Club
- Product type: Cigarette
- Owner: Japan Tobacco
- Produced by: Japan Tobacco
- Country: German Empire
- Introduced: 1969; 56 years ago (Re-introduced)
- Markets: See Markets
- Previous owners: "Garbáty Zigarettenfabrik", "VEB Garbáty", "Berliner Zigarettenfabrik"

= Club (German cigarette) =

Club is a German brand of cigarettes, currently owned and manufactured by Japan Tobacco.

==History==
Before World War II, the cigarettes were manufactured at the Garbáty plant in Berlin-Pankow, East Germany on the old production facility until 1990. After the creation of the German Democratic Republic, the brand got re-introduced in 1961. The market mainly surrounds the acceding territory from 1990. The tobacco from Western countries was brought to the German Democratic Republic and "the Club" was expensively priced, with a pack price of 4 Mark above most other filter cigarettes, which were traded in the range of 2.50 to 3.20 Mark per pack.

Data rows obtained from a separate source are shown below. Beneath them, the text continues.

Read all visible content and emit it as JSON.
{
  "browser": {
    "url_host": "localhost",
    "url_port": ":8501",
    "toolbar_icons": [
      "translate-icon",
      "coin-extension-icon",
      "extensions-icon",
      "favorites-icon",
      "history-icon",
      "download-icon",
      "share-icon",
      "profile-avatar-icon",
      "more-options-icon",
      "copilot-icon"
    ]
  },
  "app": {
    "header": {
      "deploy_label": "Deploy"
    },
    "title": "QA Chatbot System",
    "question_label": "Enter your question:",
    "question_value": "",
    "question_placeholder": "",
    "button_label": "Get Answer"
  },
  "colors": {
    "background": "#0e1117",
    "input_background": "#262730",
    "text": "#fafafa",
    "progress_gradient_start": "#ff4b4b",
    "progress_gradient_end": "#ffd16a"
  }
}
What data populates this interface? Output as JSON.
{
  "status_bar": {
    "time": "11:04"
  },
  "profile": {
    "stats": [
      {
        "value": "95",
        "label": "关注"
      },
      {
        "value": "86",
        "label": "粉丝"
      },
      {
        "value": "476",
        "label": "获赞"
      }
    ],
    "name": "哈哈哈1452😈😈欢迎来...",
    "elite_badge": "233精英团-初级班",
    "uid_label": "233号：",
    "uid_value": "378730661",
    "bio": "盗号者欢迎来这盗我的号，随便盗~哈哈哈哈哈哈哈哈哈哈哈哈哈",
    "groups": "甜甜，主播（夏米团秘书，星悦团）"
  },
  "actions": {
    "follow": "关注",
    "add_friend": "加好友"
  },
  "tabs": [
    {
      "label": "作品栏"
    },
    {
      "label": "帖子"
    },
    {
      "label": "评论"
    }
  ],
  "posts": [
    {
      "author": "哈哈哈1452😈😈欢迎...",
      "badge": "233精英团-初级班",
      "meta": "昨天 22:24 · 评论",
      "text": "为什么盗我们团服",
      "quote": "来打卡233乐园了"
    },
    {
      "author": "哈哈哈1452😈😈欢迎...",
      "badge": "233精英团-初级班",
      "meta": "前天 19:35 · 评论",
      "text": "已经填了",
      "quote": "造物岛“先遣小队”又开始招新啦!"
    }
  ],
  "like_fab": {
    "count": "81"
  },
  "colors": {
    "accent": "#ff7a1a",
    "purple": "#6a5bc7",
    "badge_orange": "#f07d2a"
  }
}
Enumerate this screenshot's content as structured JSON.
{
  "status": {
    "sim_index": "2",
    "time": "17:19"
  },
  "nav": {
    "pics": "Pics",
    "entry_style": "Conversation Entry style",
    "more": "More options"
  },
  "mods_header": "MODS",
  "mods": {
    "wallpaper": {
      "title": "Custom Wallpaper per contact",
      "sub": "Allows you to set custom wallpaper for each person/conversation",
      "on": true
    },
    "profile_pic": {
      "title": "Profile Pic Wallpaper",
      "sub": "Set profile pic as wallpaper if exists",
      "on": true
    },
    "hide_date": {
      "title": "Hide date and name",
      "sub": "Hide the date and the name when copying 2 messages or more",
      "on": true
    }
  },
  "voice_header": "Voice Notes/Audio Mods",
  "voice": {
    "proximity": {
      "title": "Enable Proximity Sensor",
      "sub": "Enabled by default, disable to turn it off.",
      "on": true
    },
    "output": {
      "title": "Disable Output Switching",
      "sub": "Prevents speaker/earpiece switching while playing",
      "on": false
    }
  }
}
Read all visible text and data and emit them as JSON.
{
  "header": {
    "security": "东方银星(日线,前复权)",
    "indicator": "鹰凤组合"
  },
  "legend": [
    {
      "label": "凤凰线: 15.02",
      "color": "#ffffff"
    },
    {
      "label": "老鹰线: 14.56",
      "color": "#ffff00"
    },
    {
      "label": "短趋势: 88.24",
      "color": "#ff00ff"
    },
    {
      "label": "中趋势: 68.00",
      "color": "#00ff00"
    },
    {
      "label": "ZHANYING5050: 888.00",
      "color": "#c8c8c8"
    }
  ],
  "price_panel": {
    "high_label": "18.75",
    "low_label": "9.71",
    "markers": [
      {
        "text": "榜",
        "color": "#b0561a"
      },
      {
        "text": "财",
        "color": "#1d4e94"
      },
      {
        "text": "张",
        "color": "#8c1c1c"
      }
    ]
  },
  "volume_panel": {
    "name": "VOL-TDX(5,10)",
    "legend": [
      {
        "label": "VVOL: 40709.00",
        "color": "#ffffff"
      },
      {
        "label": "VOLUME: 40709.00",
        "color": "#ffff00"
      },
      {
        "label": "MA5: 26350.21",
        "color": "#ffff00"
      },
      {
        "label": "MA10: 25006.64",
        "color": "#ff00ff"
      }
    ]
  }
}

In 2013, the brand got redesigned to feature a more modern look.

==Markets==
Club was mainly sold in East Germany, but also was or still is sold in the German Empire, Weimar Republic, Nazi Germany, Allied-occupied Germany, East-Germany, Germany, United Kingdom, France, Italy, Romania, Kenya, Guatemala, Costa Rica, Cuba and Chile.